It’s not uncommon to feel some anxiety about attending Thanksgiving get-togethers. The recent election makes this year especially tricky. Will people be there who have different politics than you? Will there be someone who likes to say inappropriate or upsetting things? Here are some tips for making it through the especially heightened atmosphere this week.
Before you go, center yourself. Ground on your values: what matters to you more deeply than any one election or talking point. Recall past positive connections you’ve had with family members or friends. Be prepared to have a good time. If you really are worried, focus on what you’re grateful for.
Ask a question instead of making a statement if someone says something that offends you. Something simple like, “What do you mean by that?” This forces them to explain the assumptions they’re making, which can interrupt whatever biases might have been implicit. And even if it doesn’t redirect the speaker much, it will still have an impact on any observers.
Don’t laugh at inappropriate jokes. Sometimes we laugh out of nervousness or refrain from commenting so as not to seem oversensitive. But this encourages the behavior. At the very least, try to stay straight-faced. A student in a workshop once suggested saying “I don’t get the joke.” That puts someone on the spot to explain the joke—which they might realize they’d rather not do.
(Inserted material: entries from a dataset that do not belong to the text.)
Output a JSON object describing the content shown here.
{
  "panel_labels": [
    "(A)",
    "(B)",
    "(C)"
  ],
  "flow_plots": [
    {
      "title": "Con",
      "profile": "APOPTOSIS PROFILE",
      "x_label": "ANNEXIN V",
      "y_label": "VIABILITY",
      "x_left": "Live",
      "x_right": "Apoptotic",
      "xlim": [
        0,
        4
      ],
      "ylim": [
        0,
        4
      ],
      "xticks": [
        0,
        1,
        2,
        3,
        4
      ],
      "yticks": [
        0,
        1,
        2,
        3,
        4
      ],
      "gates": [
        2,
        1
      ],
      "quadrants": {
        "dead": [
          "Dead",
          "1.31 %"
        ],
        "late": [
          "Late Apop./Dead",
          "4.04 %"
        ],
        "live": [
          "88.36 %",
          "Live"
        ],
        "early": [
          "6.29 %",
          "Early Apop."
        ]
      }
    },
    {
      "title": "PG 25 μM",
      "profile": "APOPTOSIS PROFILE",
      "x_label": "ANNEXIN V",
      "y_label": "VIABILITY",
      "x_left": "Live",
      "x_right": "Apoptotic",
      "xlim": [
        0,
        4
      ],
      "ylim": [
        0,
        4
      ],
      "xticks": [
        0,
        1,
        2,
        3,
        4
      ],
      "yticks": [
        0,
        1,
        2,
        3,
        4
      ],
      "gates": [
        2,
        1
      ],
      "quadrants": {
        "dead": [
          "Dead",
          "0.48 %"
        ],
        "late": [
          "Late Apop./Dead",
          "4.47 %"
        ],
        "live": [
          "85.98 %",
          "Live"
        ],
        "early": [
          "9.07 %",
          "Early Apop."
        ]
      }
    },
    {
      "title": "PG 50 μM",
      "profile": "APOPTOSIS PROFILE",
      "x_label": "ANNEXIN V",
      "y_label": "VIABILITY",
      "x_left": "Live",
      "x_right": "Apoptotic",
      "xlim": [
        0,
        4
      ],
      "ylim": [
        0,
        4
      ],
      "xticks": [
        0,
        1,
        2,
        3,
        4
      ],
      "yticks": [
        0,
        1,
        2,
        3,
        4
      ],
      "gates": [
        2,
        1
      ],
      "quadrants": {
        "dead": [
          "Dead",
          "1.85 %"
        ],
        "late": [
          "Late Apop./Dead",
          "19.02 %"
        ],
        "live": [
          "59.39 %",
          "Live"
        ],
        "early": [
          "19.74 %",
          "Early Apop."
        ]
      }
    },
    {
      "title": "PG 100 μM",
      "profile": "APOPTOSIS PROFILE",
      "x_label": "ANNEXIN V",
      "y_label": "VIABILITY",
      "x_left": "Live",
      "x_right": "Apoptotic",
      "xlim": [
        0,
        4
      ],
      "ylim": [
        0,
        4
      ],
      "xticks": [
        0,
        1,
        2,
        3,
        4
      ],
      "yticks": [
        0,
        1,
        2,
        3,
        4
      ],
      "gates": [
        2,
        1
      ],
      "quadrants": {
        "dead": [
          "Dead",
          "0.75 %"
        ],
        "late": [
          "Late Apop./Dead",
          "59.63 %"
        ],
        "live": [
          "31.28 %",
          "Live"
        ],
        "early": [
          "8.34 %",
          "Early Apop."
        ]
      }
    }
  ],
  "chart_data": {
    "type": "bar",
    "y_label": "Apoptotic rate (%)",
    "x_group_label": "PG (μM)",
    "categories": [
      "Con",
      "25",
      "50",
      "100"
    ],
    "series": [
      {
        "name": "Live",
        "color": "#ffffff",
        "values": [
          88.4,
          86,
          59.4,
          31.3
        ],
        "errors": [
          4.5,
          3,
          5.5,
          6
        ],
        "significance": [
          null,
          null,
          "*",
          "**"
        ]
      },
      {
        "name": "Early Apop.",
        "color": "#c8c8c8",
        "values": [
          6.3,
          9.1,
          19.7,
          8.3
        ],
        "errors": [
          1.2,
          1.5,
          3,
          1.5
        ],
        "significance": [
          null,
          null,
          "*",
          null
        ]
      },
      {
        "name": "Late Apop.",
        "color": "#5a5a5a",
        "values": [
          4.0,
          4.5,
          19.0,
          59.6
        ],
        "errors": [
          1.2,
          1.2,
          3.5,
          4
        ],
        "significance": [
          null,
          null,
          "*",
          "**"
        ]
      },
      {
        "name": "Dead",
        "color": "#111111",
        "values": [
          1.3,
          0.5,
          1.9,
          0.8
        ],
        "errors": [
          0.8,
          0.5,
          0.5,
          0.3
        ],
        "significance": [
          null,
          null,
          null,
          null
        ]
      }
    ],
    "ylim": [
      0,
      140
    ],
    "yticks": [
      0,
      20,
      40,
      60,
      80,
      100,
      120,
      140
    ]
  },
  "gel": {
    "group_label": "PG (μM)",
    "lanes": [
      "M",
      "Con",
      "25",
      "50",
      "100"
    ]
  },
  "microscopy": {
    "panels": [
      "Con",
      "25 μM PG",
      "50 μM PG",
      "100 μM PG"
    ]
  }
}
Offer a different opinion. When a group nods along with one person’s strongly asserted point of view, it doesn’t necessarily mean they all agree—they may just want to keep things harmonious. Calmly providing a counter-example from your experience, or a simple statement of your own values, gives others permission to nod along to that perspective instead.
Excuse yourself if it's intolerable. You don’t want to be rude, but sometimes our emotions escalate beyond our ability to communicate effectively. It’s okay to leave for a few minutes, and take a walk around the block or call a friend to commiserate. Practicing self-care at these times is important.